Quella sui parchi “inclusivi” non è l’unica mozione presentata dal capogruppo, che focalizza la sua attenzione anche sullo sport, chiedendo al sindaco De Luca di dotare uno o più aree cittadine di attrezzature per la ginnastica all’aperto, in centro città, nella zona collinare o lungo la riviera costiera.

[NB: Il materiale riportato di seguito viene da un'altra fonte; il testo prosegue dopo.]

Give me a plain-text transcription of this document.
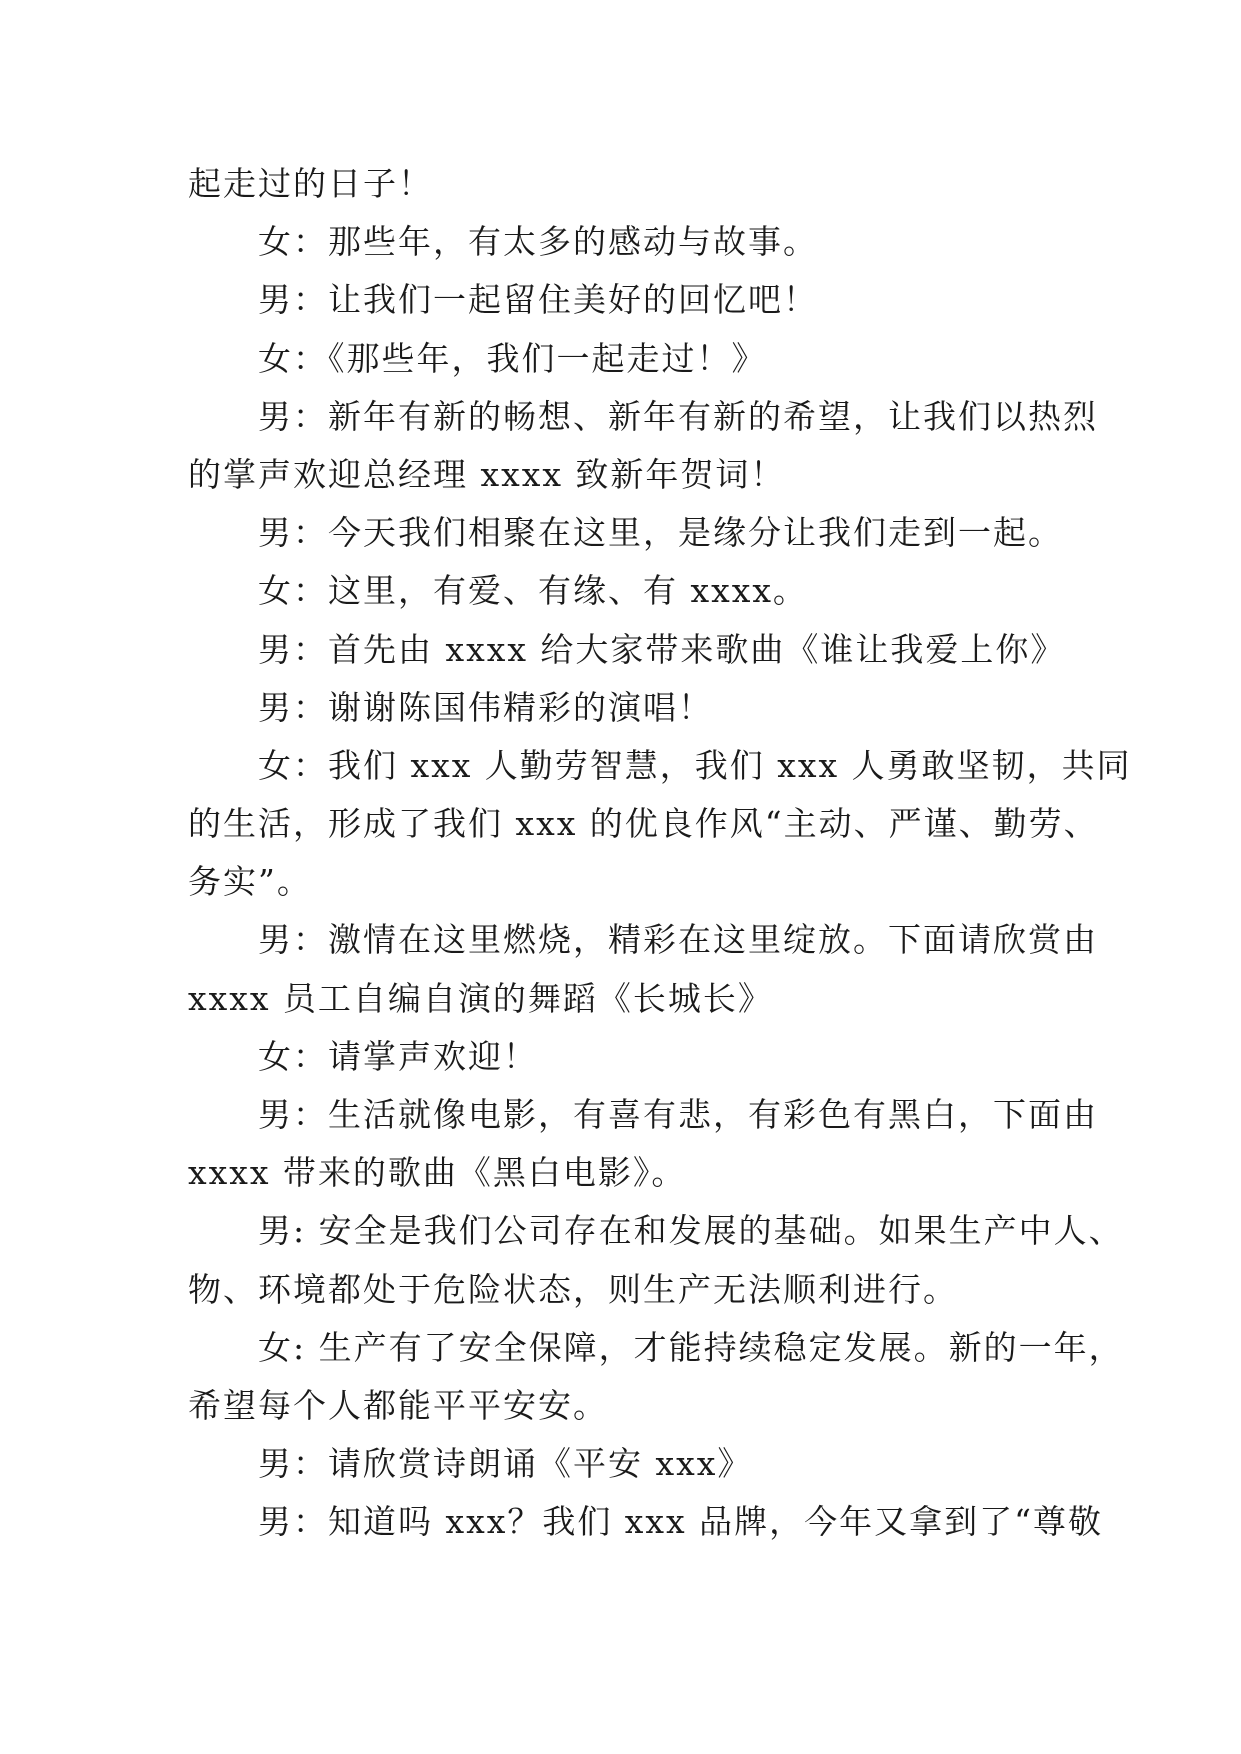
起走过的日子！
女：那些年，有太多的感动与故事。
男：让我们一起留住美好的回忆吧！
女：《那些年，我们一起走过！》
男：新年有新的畅想、新年有新的希望，让我们以热烈
的掌声欢迎总经理 xxxx 致新年贺词！
男：今天我们相聚在这里，是缘分让我们走到一起。
女：这里，有爱、有缘、有 xxxx。
男：首先由 xxxx 给大家带来歌曲《谁让我爱上你》
男：谢谢陈国伟精彩的演唱！
女：我们 xxx 人勤劳智慧，我们 xxx 人勇敢坚韧，共同
的生活，形成了我们 xxx 的优良作风“主动、严谨、勤劳、
务实”。
男：激情在这里燃烧，精彩在这里绽放。下面请欣赏由
xxxx 员工自编自演的舞蹈《长城长》
女：请掌声欢迎！
男：生活就像电影，有喜有悲，有彩色有黑白，下面由
xxxx 带来的歌曲《黑白电影》。
男: 安全是我们公司存在和发展的基础。如果生产中人、
物、环境都处于危险状态，则生产无法顺利进行。
女: 生产有了安全保障，才能持续稳定发展。新的一年，
希望每个人都能平平安安。
男：请欣赏诗朗诵《平安 xxx》
男：知道吗 xxx？我们 xxx 品牌，今年又拿到了“尊敬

«Nel territorio comunale – spiega – sono presenti numerose aree verdi, con percorsi tematici e sentieri che si intrecciano lungo le colline dei Monti Peloritani: si tratta di incredibili risorse dal punto di vista forestale, ecologico e paesaggistico che potrebbero diventare delle vere e proprie “palestre a cielo aperto” prevedendo degli specifici attrezzi per l’aerobica e l’outdoor fitness. Lo stesso discorso vale anche per i tanti parchi urbani della città o per le spiagge del litorale. Si tratta – conclude – di un investimento esiguo che potrebbe però comportare tantissimi vantaggi, incentivando le pratiche sportive e la fruizione degli spazi pubblici, con ovvi vantaggi anche per i tanti cittadini che non possono permettersi il costo di un abbonamento in palestra. Sono cose che vediamo in tantissime altre città ed è arrivata l’ora che anche Messina garantisca queste possibilità ai propri cittadini».